Global incidence rates of maternal hypertensive disorders per 100 000 females, 15 to 49 years of age, 2021. (Data courtesy of the Global Burden of Disease Study. Institute for Health Metrics and Evaluation. All rights reserved).

Figure 3

Pathophysiology of preeclampsia. Placental hypoperfusion either due to asymptomatic cardiac dysfunction or excessive pregnancy demand may lead to preeclampsia following the same translational mechanisms previously described for the placental aetiology hypothesis.

Figure 4

Approach to hypertension in pregnancy. Different societies vary in definition of chronic hypertension. AHA/ACC 2017 guidelines define Stage 1 hypertension as >130/80 mmHg and Stage 2 as >140/90 mmHg.

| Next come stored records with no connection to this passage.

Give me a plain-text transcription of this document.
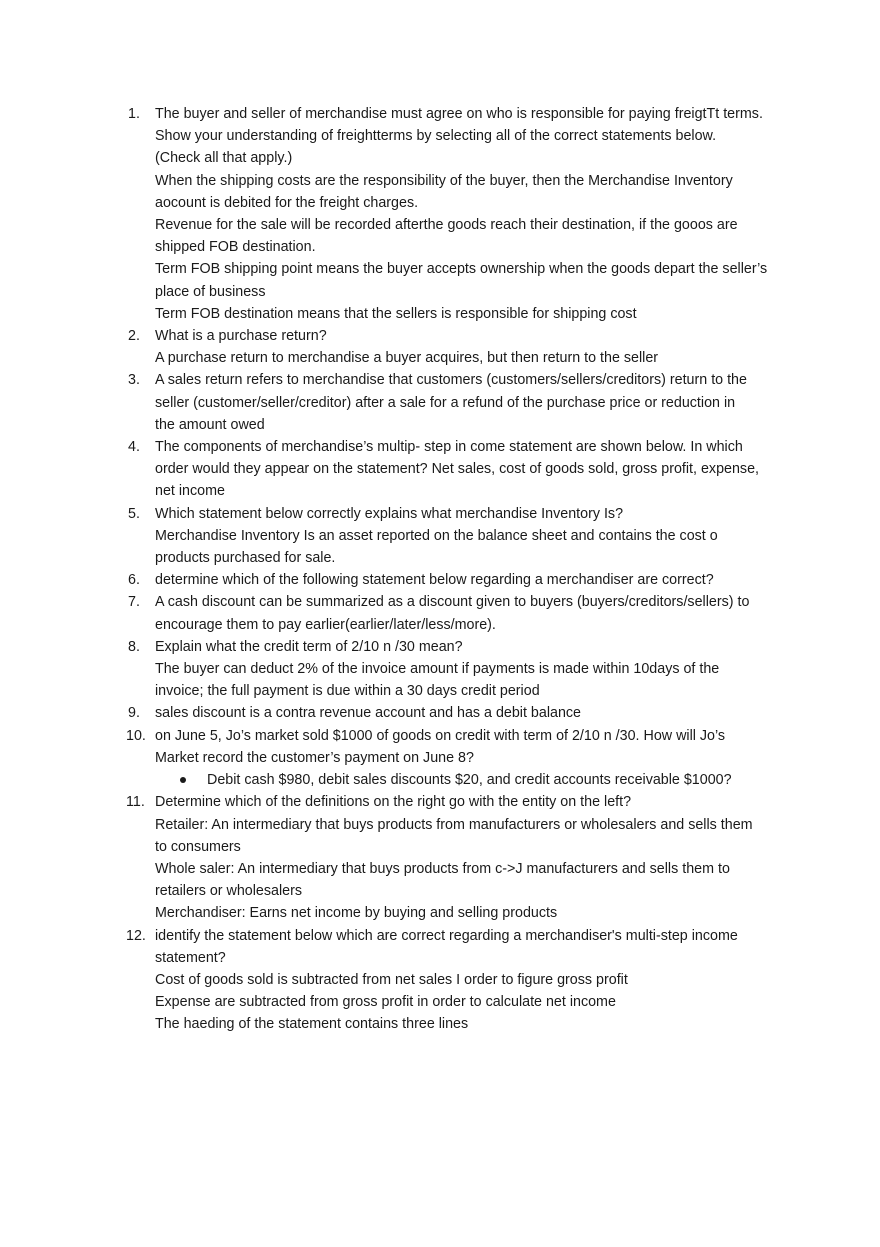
1.	The buyer and seller of merchandise must agree on who is responsible for paying freigtTt terms.
Show your understanding of freightterms by selecting all of the correct statements below.
(Check all that apply.)
When the shipping costs are the responsibility of the buyer, then the Merchandise Inventory
aocount is debited for the freight charges.
Revenue for the sale will be recorded afterthe goods reach their destination, if the gooos are
shipped FOB destination.
Term FOB shipping point means the buyer accepts ownership when the goods depart the seller’s
place of business
Term FOB destination means that the sellers is responsible for shipping cost
2.	What is a purchase return?
A purchase return to merchandise a buyer acquires, but then return to the seller
3.	A sales return refers to merchandise that customers (customers/sellers/creditors) return to the
seller (customer/seller/creditor) after a sale for a refund of the purchase price or reduction in
the amount owed
4.	The components of merchandise’s multip- step in come statement are shown below. In which
order would they appear on the statement? Net sales, cost of goods sold, gross profit, expense,
net income
5.	Which statement below correctly explains what merchandise Inventory Is?
Merchandise Inventory Is an asset reported on the balance sheet and contains the cost o
products purchased for sale.
6.	determine which of the following statement below regarding a merchandiser are correct?
7.	A cash discount can be summarized as a discount given to buyers (buyers/creditors/sellers) to
encourage them to pay earlier(earlier/later/less/more).
8.	Explain what the credit term of 2/10 n /30 mean?
The buyer can deduct 2% of the invoice amount if payments is made within 10days of the
invoice; the full payment is due within a 30 days credit period
9.	sales discount is a contra revenue account and has a debit balance
10. on June 5, Jo’s market sold $1000 of goods on credit with term of 2/10 n /30. How will Jo’s
Market record the customer’s payment on June 8?
Debit cash $980, debit sales discounts $20, and credit accounts receivable $1000?
11. Determine which of the definitions on the right go with the entity on the left?
Retailer: An intermediary that buys products from manufacturers or wholesalers and sells them
to consumers
Whole saler: An intermediary that buys products from c->J manufacturers and sells them to
retailers or wholesalers
Merchandiser: Earns net income by buying and selling products
12. identify the statement below which are correct regarding a merchandiser's multi-step income
statement?
Cost of goods sold is subtracted from net sales I order to figure gross profit
Expense are subtracted from gross profit in order to calculate net income
The haeding of the statement contains three lines
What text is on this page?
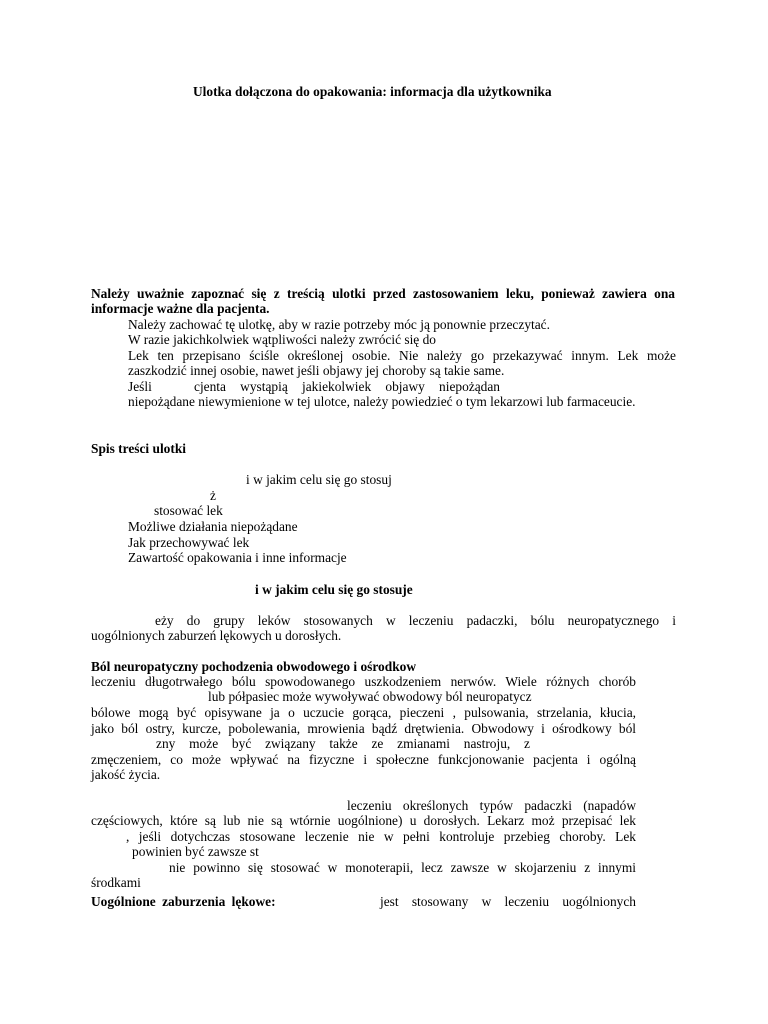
Ulotka dołączona do opakowania: informacja dla użytkownika
Należy uważnie zapoznać się z treścią ulotki przed zastosowaniem leku, ponieważ zawiera ona
informacje ważne dla pacjenta.
Należy zachować tę ulotkę, aby w razie potrzeby móc ją ponownie przeczytać.
W razie jakichkolwiek wątpliwości należy zwrócić się do
Lek ten przepisano ściśle określonej osobie. Nie należy go przekazywać innym. Lek może
zaszkodzić innej osobie, nawet jeśli objawy jej choroby są takie same.
Jeśli	cjenta wystąpią jakiekolwiek objawy niepożądan
niepożądane niewymienione w tej ulotce, należy powiedzieć o tym lekarzowi lub farmaceucie.
Spis treści ulotki
i w jakim celu się go stosuj
ż
stosować lek
Możliwe działania niepożądane
Jak przechowywać lek
Zawartość opakowania i inne informacje
i w jakim celu się go stosuje
eży do grupy leków stosowanych w leczeniu padaczki, bólu neuropatycznego i
uogólnionych zaburzeń lękowych u dorosłych.
Ból neuropatyczny pochodzenia obwodowego i ośrodkow
leczeniu długotrwałego bólu spowodowanego uszkodzeniem nerwów. Wiele różnych chorób
lub półpasiec może wywoływać obwodowy ból neuropatycz
bólowe mogą być opisywane ja o uczucie gorąca, pieczeni , pulsowania, strzelania, kłucia,
jako ból ostry, kurcze, pobolewania, mrowienia bądź drętwienia. Obwodowy i ośrodkowy ból
zny może być związany także ze zmianami nastroju, z
zmęczeniem, co może wpływać na fizyczne i społeczne funkcjonowanie pacjenta i ogólną
jakość życia.
leczeniu określonych typów padaczki (napadów
częściowych, które są lub nie są wtórnie uogólnione) u dorosłych. Lekarz moż przepisać lek
, jeśli dotychczas stosowane leczenie nie w pełni kontroluje przebieg choroby. Lek
powinien być zawsze st
nie powinno się stosować w monoterapii, lecz zawsze w skojarzeniu z innymi
środkami
Uogólnione zaburzenia lękowe:	jest stosowany w leczeniu uogólnionych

ISSHP and ESC 2018 define hypertension as >140/90 mmHg. Women with chronic hypertension planning pregnancy should consider transitioning to a medication safe with pregnancy. For women without evidence for end‐organ damage traditional target goals for therapy are reasonable. In presence of end‐organ damage, tighter control is recommended. For women developing gestational hypertension, traditionally medication is started if blood pressure (BP) nears severe range. Based on the recent CHAP study, earlier therapy initiation should be considered.

Figure 5

Who should we screen after hypertensive pregnancy? Patients who may benefit from screening and primary prevention. Any patient with hypertensive disorders of pregnancy (HDP), including gestational hypertension (GHTN), preeclampsia, eclampsia or HELLP syndrome (haemolysis, elevated liver enzymes, low platelet count). Patients with gestational diabetes mellitus (GDM), intra‐uterine growth restriction (IUGR), preterm birth or placental abruption, obesity, excessive weight gain with pregnancy, obstructive sleep apnoea (OSA) or age >40 years.

Figure 6

How should we screen women after hypertensive disorders of pregnancy? Screening considerations for women with hypertensive disorders of pregnancy. A general cardiovascular risk assessment should be made of women with hypertensive disorders of pregnancy. The transfer of care to well prevention from obstetrics and gynaecology typically occurs by 6 weeks. Subsequent screening performed at 6 and 12 months. This should include usual risk factors for cardiovascular disease (CVD) including prior cardiovascular events, presence of chronic hypertension (HTN), diabetes mellitus (DM), smoking, physical inactivity, family history of CVD, mitigating factors such as breast feeding, physical parameters (body mass index [BMI], blood pressure [BP], waist circumference) and laboratory parameters including lipids, glucose/glycated haemoglobin and urine protein/creatinine ratio. HR, heart rate.